Authors: G. Kollios, D. Gunopulos, V.J. Tsotras, A. Delis, M. Hadjieleftheriou

Title: Indexing Animated Objects Using Spatiotemporal Access Methods

Conference: IEEE Transactions on Knowledge & Data Engineering (TKDE) Vol. 13, No. 5, September/October 2001

Year: 2001

Abstract: We present a new approach for indexing animated objects and efficiently answering queries about their position in time and space. In particular, we consider an animated movie as a spatiotemporal evolution. A movie is viewed as an ordered sequence of frames, where each frame is a 2-dimensional space occupied by the objects that appear in that frame. The queries of interest are range queries of the form: "find the objects that appear in area $S$ between frames Fi and Fj", as well as nearest neighbor queries like: "find the q nearest objects to a given position A between frames Fi and Fj". The straightforward approach to index such objects considers the frame sequence as another dimension and uses a 3-dimensional access method (like an R-Tree or its variants).

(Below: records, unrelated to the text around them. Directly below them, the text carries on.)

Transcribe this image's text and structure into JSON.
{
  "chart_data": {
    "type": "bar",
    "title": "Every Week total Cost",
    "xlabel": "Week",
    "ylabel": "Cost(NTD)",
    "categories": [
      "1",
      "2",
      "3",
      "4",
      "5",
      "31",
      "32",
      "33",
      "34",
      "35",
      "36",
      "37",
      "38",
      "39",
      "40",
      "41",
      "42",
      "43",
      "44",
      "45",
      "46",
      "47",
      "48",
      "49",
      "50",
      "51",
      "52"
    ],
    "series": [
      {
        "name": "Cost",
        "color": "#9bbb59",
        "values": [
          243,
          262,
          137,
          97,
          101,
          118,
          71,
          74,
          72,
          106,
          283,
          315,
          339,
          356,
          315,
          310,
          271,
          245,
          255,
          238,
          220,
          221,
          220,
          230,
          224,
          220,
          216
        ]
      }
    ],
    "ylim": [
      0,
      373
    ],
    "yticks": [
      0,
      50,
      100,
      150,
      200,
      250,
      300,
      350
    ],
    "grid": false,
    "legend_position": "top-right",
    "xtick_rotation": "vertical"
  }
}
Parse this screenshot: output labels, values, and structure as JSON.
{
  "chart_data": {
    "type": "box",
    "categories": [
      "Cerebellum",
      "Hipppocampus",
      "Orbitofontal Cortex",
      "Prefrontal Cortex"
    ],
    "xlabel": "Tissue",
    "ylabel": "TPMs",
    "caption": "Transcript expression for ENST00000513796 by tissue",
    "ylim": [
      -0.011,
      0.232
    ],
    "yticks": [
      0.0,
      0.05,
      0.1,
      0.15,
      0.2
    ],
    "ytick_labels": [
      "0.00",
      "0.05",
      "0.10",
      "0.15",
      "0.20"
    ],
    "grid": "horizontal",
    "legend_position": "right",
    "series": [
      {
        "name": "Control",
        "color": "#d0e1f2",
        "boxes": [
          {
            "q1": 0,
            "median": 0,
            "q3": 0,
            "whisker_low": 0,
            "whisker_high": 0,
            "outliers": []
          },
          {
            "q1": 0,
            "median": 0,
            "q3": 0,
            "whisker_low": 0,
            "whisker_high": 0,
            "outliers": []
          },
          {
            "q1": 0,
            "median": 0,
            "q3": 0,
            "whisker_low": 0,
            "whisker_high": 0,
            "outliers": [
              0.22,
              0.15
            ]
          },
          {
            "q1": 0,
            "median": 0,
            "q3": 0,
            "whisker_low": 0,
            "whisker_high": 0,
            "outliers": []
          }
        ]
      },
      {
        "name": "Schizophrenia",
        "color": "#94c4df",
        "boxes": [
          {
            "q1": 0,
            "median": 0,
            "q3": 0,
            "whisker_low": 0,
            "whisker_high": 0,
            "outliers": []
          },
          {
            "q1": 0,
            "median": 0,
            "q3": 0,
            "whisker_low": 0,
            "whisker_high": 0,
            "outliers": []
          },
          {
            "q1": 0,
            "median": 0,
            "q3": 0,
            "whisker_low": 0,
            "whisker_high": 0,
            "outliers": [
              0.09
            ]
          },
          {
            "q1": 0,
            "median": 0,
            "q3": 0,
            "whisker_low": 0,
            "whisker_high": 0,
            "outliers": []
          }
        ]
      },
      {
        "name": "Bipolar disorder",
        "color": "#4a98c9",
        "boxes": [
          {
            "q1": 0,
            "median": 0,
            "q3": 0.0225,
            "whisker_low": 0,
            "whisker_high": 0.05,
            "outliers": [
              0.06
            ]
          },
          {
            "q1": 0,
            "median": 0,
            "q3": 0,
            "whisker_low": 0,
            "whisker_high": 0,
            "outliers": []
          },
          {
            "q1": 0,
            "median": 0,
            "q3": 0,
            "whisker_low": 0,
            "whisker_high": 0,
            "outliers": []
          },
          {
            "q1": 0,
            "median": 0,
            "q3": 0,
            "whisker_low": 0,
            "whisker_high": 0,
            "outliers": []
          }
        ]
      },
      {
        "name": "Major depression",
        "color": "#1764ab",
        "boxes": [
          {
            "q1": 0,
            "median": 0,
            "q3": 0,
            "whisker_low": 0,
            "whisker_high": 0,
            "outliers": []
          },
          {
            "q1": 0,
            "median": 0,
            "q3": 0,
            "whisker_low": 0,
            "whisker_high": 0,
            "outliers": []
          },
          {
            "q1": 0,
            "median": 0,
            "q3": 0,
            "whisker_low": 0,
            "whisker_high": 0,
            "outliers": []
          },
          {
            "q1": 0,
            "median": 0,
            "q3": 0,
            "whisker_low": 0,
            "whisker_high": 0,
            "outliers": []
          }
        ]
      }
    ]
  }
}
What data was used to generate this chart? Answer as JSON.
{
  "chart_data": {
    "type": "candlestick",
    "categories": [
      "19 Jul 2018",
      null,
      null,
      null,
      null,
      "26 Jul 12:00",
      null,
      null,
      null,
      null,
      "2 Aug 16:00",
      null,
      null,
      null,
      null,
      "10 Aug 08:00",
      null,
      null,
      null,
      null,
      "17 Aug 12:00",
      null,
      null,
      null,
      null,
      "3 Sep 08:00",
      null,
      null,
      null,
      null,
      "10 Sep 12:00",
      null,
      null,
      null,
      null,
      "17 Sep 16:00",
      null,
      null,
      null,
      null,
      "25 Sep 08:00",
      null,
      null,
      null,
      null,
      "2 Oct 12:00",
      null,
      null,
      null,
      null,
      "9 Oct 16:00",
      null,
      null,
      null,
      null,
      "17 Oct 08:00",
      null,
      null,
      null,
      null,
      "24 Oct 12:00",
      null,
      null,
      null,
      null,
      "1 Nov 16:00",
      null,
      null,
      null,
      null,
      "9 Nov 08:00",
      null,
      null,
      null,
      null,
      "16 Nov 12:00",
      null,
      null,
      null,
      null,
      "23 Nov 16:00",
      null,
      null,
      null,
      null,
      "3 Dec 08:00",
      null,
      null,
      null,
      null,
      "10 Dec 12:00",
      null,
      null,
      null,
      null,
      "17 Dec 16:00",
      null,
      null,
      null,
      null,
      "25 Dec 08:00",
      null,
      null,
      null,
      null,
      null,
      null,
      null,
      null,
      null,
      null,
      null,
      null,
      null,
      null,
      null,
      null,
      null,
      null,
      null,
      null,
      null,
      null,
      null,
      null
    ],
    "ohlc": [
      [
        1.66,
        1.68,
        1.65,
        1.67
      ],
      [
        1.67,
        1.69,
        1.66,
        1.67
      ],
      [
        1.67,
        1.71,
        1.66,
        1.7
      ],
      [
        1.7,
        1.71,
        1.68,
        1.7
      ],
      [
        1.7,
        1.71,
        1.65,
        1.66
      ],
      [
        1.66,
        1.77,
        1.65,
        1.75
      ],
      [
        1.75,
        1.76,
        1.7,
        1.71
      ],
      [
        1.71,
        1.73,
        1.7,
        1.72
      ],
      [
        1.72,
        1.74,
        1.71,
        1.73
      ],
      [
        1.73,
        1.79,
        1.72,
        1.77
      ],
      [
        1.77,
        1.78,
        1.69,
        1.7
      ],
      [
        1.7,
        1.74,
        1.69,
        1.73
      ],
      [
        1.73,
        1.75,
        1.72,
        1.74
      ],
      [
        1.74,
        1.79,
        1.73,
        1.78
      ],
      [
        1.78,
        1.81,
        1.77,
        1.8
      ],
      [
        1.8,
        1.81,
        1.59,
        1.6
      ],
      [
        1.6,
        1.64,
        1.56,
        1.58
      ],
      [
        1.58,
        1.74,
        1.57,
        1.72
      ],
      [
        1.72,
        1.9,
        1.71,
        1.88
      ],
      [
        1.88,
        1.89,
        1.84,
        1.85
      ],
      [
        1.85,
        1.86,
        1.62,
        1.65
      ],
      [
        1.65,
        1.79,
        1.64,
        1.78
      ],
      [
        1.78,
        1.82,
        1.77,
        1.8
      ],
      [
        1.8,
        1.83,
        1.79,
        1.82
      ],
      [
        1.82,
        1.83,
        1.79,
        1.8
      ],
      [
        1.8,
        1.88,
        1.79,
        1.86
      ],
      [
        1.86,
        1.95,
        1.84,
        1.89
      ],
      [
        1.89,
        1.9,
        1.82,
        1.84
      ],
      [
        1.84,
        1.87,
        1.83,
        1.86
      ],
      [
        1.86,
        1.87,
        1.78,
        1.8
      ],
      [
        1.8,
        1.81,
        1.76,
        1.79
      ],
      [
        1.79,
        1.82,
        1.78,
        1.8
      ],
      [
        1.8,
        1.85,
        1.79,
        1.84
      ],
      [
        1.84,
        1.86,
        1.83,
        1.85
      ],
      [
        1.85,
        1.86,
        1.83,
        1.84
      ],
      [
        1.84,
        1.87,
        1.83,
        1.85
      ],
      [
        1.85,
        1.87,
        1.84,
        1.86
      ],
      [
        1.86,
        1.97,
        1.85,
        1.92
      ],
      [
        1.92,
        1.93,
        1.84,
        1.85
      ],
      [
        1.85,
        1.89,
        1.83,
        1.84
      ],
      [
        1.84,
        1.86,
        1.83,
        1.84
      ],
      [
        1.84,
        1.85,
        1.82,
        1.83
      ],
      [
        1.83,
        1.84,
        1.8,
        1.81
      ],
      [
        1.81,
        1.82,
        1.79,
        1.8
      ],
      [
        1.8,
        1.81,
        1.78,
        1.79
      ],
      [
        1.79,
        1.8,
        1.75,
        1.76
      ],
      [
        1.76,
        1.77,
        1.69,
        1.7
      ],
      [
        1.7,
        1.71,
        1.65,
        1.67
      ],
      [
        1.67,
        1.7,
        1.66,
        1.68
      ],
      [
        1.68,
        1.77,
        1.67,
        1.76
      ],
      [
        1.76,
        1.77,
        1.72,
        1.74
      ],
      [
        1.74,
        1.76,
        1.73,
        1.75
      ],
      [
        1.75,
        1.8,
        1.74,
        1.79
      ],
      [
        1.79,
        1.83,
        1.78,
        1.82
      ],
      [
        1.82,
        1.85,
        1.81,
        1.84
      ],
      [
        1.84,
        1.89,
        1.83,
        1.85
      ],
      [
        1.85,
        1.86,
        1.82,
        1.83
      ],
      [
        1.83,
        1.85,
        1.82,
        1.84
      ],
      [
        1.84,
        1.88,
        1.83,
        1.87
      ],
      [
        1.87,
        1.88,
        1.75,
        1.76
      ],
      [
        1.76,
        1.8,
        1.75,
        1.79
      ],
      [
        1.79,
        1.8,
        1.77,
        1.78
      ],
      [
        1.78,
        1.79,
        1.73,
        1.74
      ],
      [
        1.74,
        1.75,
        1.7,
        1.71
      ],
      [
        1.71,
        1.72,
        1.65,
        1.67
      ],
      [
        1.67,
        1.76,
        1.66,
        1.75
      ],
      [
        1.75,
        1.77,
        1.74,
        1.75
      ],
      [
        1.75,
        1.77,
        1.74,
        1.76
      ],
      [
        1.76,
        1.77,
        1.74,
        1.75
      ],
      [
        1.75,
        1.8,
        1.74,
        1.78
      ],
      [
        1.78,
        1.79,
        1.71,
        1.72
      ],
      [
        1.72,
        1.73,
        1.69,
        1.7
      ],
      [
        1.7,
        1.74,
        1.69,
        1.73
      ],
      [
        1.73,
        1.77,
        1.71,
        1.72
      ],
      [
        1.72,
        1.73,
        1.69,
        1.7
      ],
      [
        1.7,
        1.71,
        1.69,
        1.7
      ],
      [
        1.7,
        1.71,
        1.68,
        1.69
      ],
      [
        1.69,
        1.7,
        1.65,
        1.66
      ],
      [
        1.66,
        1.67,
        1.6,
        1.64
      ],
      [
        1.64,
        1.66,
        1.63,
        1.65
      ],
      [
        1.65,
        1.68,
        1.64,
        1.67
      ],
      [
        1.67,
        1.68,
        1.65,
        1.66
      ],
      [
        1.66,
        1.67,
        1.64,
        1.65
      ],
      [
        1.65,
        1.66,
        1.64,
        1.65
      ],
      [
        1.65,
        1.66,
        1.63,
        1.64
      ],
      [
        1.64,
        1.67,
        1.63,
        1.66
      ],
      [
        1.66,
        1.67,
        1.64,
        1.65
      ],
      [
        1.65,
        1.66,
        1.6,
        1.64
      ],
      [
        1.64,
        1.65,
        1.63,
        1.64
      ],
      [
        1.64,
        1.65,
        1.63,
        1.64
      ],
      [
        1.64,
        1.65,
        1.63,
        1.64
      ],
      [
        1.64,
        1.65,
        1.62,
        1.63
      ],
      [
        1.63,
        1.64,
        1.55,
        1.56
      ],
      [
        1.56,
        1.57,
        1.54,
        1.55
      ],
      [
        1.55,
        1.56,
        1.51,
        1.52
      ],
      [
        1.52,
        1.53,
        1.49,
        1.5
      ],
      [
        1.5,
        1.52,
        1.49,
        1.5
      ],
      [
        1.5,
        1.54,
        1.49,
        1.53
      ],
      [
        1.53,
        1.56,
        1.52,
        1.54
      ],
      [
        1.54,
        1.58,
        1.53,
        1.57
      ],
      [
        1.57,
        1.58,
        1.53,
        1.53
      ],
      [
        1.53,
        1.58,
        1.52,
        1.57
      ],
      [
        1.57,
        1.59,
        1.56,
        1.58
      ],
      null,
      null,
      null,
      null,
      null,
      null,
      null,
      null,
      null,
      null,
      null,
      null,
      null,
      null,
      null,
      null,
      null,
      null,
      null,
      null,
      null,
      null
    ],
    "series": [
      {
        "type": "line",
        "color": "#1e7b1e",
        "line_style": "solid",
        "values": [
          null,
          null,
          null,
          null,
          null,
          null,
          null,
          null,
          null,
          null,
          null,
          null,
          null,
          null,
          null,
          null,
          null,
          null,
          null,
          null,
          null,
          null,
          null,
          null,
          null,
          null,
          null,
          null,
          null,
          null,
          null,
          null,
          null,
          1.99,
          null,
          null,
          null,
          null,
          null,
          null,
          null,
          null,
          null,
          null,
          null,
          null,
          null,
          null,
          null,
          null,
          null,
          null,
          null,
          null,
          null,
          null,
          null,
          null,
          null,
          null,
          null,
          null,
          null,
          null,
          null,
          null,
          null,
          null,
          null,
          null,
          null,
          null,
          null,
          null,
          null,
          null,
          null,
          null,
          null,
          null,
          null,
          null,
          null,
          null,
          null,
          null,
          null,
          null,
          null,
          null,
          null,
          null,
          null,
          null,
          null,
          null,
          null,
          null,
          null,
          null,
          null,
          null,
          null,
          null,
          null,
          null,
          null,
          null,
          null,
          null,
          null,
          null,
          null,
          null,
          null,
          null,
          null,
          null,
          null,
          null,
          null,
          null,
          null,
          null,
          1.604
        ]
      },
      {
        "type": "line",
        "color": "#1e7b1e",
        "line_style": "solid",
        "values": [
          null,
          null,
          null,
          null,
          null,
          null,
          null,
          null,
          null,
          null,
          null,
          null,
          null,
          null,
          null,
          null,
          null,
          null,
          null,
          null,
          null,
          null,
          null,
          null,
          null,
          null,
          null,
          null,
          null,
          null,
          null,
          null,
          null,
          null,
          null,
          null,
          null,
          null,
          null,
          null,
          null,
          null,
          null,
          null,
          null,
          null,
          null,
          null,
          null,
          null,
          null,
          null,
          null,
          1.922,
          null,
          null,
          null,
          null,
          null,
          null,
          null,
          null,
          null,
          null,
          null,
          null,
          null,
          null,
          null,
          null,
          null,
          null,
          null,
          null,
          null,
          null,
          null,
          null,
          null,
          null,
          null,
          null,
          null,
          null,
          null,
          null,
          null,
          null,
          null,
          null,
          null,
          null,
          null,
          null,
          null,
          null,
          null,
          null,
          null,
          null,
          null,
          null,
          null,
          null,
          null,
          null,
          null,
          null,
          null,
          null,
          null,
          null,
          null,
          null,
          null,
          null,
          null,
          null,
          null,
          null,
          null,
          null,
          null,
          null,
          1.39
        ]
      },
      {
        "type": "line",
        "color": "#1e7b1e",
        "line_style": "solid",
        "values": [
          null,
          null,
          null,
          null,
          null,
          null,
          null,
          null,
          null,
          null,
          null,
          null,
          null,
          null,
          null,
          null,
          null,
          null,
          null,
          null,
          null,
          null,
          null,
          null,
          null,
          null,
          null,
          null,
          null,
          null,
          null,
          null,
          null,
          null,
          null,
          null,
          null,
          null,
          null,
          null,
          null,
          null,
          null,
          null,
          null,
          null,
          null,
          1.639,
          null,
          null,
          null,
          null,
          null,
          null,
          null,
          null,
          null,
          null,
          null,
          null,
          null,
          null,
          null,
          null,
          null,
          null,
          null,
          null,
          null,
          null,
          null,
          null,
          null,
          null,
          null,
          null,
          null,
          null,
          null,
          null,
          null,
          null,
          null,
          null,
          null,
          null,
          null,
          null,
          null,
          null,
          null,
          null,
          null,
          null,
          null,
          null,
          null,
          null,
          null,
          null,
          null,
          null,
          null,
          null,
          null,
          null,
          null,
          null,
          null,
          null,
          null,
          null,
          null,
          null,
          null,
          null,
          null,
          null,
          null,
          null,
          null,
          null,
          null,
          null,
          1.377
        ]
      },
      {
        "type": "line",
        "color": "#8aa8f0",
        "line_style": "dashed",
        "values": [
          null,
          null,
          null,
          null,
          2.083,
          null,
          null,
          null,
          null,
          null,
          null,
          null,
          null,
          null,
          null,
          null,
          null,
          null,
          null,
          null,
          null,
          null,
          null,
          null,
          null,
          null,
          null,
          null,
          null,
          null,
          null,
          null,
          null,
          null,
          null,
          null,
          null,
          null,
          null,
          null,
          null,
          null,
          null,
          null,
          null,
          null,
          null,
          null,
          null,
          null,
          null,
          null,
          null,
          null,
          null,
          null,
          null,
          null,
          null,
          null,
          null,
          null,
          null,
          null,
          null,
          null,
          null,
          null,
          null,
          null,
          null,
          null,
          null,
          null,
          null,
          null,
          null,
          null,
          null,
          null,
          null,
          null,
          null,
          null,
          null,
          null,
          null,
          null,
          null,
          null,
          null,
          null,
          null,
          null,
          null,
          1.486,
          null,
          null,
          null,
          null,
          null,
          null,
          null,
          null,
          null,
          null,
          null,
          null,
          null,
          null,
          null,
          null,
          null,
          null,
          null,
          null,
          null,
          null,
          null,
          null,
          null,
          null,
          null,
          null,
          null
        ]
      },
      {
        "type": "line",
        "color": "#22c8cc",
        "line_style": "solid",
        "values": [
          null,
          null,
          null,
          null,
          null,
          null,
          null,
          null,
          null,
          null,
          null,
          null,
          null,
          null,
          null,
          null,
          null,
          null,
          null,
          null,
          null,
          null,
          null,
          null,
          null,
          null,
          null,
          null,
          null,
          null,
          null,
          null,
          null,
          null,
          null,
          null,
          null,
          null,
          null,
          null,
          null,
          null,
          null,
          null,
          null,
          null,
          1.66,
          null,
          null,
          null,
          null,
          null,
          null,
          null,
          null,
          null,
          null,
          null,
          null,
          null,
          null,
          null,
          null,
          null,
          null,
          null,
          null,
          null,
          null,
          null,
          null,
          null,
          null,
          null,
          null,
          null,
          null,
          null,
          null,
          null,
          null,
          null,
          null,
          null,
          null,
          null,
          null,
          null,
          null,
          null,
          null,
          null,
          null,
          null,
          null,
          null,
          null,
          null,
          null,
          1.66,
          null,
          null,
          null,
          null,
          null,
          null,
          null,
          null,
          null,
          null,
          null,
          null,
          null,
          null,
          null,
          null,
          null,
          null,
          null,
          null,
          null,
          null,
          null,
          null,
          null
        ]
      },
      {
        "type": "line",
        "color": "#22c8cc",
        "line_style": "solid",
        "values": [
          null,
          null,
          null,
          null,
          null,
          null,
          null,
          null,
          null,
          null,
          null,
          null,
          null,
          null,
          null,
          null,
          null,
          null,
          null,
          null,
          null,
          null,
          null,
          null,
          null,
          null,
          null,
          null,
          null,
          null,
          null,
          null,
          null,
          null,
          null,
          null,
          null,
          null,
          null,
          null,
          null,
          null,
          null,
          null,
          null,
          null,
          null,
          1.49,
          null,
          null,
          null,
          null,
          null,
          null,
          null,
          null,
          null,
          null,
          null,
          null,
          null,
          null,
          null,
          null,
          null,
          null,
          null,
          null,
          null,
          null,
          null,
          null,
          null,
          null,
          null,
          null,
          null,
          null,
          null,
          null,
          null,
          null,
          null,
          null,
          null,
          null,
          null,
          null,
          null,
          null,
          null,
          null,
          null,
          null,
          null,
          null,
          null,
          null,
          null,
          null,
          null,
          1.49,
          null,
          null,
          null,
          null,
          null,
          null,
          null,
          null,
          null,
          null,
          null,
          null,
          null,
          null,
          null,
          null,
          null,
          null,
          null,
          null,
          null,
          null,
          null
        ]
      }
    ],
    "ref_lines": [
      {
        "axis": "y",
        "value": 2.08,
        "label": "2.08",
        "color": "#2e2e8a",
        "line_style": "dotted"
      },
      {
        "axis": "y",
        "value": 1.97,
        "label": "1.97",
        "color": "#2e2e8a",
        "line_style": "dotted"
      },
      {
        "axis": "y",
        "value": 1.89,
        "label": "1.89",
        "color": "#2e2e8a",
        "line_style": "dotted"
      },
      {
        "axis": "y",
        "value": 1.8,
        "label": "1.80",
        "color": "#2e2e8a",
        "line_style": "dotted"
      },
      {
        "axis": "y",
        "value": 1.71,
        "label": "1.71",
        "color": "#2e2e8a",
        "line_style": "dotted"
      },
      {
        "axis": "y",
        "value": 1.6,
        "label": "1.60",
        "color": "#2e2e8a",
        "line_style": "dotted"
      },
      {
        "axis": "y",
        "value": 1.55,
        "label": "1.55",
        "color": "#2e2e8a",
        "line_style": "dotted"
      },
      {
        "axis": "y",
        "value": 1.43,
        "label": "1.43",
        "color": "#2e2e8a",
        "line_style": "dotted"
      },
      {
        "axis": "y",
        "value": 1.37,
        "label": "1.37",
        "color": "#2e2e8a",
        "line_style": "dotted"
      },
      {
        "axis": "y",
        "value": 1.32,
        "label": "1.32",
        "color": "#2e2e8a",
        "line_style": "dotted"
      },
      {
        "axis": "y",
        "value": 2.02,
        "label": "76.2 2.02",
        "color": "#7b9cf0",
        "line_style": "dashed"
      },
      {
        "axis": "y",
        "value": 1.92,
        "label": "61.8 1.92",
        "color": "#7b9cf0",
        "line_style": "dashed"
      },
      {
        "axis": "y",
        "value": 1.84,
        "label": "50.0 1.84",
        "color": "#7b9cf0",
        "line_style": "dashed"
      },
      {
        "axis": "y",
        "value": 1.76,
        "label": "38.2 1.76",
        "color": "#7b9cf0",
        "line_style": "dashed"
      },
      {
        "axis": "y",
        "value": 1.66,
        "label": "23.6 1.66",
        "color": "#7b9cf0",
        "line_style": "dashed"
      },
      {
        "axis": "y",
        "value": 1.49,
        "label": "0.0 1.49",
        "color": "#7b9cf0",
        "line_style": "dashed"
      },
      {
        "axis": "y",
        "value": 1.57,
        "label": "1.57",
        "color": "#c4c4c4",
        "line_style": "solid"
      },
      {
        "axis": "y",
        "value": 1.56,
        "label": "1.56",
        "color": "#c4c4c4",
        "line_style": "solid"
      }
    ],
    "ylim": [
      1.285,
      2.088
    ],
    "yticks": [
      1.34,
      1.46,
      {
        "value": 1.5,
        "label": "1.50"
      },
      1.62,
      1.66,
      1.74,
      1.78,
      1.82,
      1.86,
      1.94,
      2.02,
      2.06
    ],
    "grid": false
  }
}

This however assigns long "lifetime" intervals to objects that appear through many consecutive frames. Long intervals are difficult to cluster efficiently in a 3-dimensional index. Instead, we propose to reduce the problem to a partial persistence problem. Namely, we use a 2-dimensional access method that is made partially persistent. We show that this approach leads to faster query performance while still using storage proportional to the total number of changes in the frame evolution. What differentiates this problem from traditional temporal indexing approaches is that objects are allowed to move and/or change their extent continuously between frames. We present novel methods to approximate such object evolutions. We formulate an optimization problem for which we provide an optimal solution for the case where objects move linearly. Finally, we present an extensive experimental study of the proposed methods. While we concentrate on animated movies, our approach is general and can be applied to other spatiotemporal applications as well.